Рампа Махаметдинова кивнула Петрову, как подчиненному, с высоты автокара. Но, глянув на расхлыстанного Эразма, вдруг засмущалась.
— Слышишь, Петров, это твой друг нэ художник, нэт? — И, не дожидаясь ответа, заявила: — Теперь думаю в режиссеры пойты. Режиссеру много знать надо. Все про любовь. Скажи, есть такой учебник, где все про любовь?
— Жизнь, — сказал Петров.
— Разве это жизнь? — Рампа взмахнула когтистой лапкой.
— Иди в стеклодувы, детка, — сказал Эразм и положил ей руку на плечо.

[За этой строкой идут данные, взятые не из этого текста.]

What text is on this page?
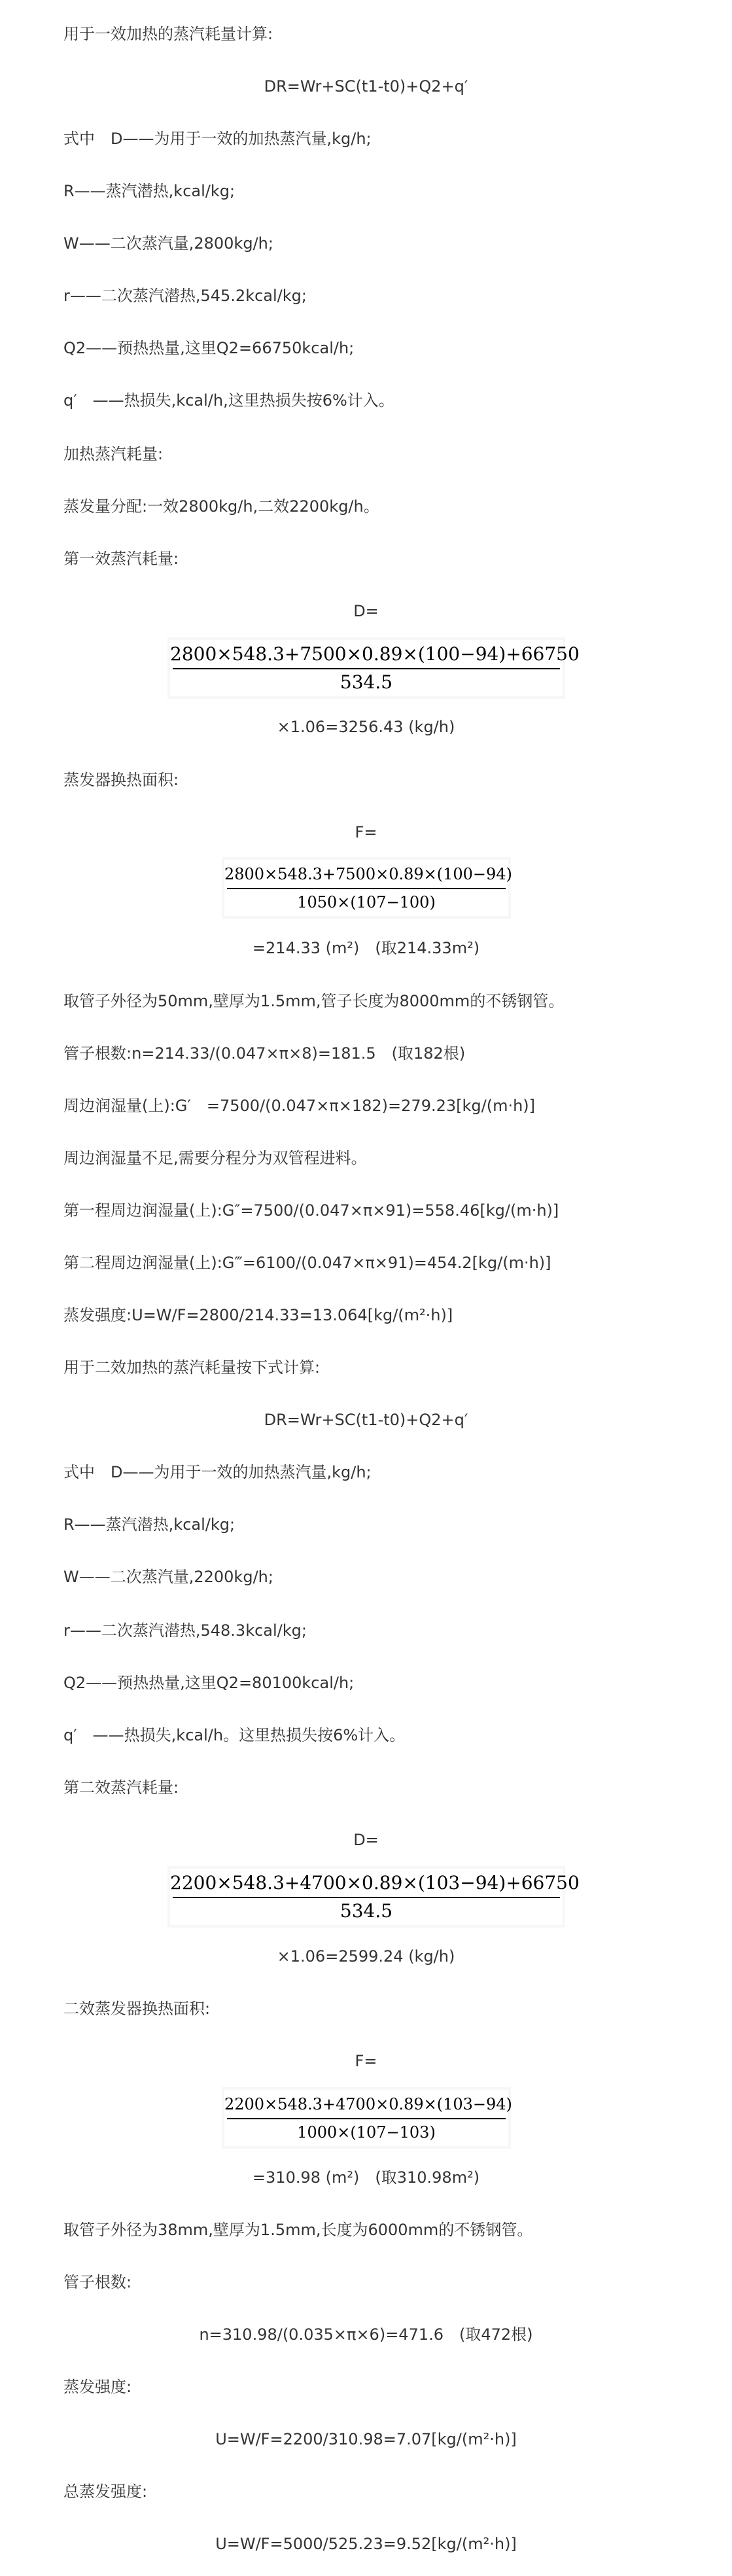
用于一效加热的蒸汽耗量计算:
DR=Wr+SC(t1-t0)+Q2+q′
式中　D——为用于一效的加热蒸汽量,kg/h;
R——蒸汽潜热,kcal/kg;
W——二次蒸汽量,2800kg/h;
r——二次蒸汽潜热,545.2kcal/kg;
Q2——预热热量,这里Q2=66750kcal/h;
q′　——热损失,kcal/h,这里热损失按6%计入。
加热蒸汽耗量:
蒸发量分配:一效2800kg/h,二效2200kg/h。
第一效蒸汽耗量:
D=
×1.06=3256.43 (kg/h)
蒸发器换热面积:
F=
=214.33 (m²)　(取214.33m²)
取管子外径为50mm,壁厚为1.5mm,管子长度为8000mm的不锈钢管。
管子根数:n=214.33/(0.047×π×8)=181.5　(取182根)
周边润湿量(上):G′　=7500/(0.047×π×182)=279.23[kg/(m·h)]
周边润湿量不足,需要分程分为双管程进料。
第一程周边润湿量(上):G″=7500/(0.047×π×91)=558.46[kg/(m·h)]
第二程周边润湿量(上):G‴=6100/(0.047×π×91)=454.2[kg/(m·h)]
蒸发强度:U=W/F=2800/214.33=13.064[kg/(m²·h)]
用于二效加热的蒸汽耗量按下式计算:
DR=Wr+SC(t1-t0)+Q2+q′
式中　D——为用于一效的加热蒸汽量,kg/h;
R——蒸汽潜热,kcal/kg;
W——二次蒸汽量,2200kg/h;
r——二次蒸汽潜热,548.3kcal/kg;
Q2——预热热量,这里Q2=80100kcal/h;
q′　——热损失,kcal/h。这里热损失按6%计入。
第二效蒸汽耗量:
D=
×1.06=2599.24 (kg/h)
二效蒸发器换热面积:
F=
=310.98 (m²)　(取310.98m²)
取管子外径为38mm,壁厚为1.5mm,长度为6000mm的不锈钢管。
管子根数:
n=310.98/(0.035×π×6)=471.6　(取472根)
蒸发强度:
U=W/F=2200/310.98=7.07[kg/(m²·h)]
总蒸发强度:
U=W/F=5000/525.23=9.52[kg/(m²·h)]
2800×548.3+7500×0.89×(100−94)+66750
534.5
2800×548.3+7500×0.89×(100−94)
1050×(107−100)
2200×548.3+4700×0.89×(103−94)+66750
534.5
2200×548.3+4700×0.89×(103−94)
1000×(107−103)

— Сными, — прошипела Рампа. — Художник, а совсем дурак.
Кочегар, оглядев Эразма, спросил:
— Надолго?
— Я плаваю. — Эразм принялся извлекать из карманов пакеты с японским растворимым супом. — Опохмеляет, я вам скажу!
Знакомство их произошло просто и логично. Петров отметил, что и похожи-то они друг на друга, и роста равного, и объема.
Помещение № 1 было пустым и гулким.
— Где Шурики? — спросил Петров.
— Мальчика отправили на юг, поправлять здоровье.
Петров подумал: «Все как по нотам».
Помещение № 2 уходило в бескрайность, и не было в нем надувных розовых лодочек-матрацев и клетчатых пледов цвета календулы.
— А эти где?
— Эти на Рижском взморье. У них порядок. Она его похоронит, сама пойдет в монастырь.
Эразм, горячась, кинулся доказывать с точки зрения врача и умного человека, как полезны были женские монастыри, как они спасали общество от истеричек, нимфоманок, кликуш и просто-напросто страшненьких.
В помещении № 3 стены были выкрашены бирюзовой эмалью.
— Рампа боролась.
Петров не понял.
— Замазала Рампа свою любовь нитровинилхлоридом… Петров, может быть, тебе интересно — дурында, с которой ты в кино бегал, укатила в отпуск к отцу.
Петров охрип.
— Откуда ты знаешь?
— Тетя дворник сказала. Это ты по артисткам — я по дворникам.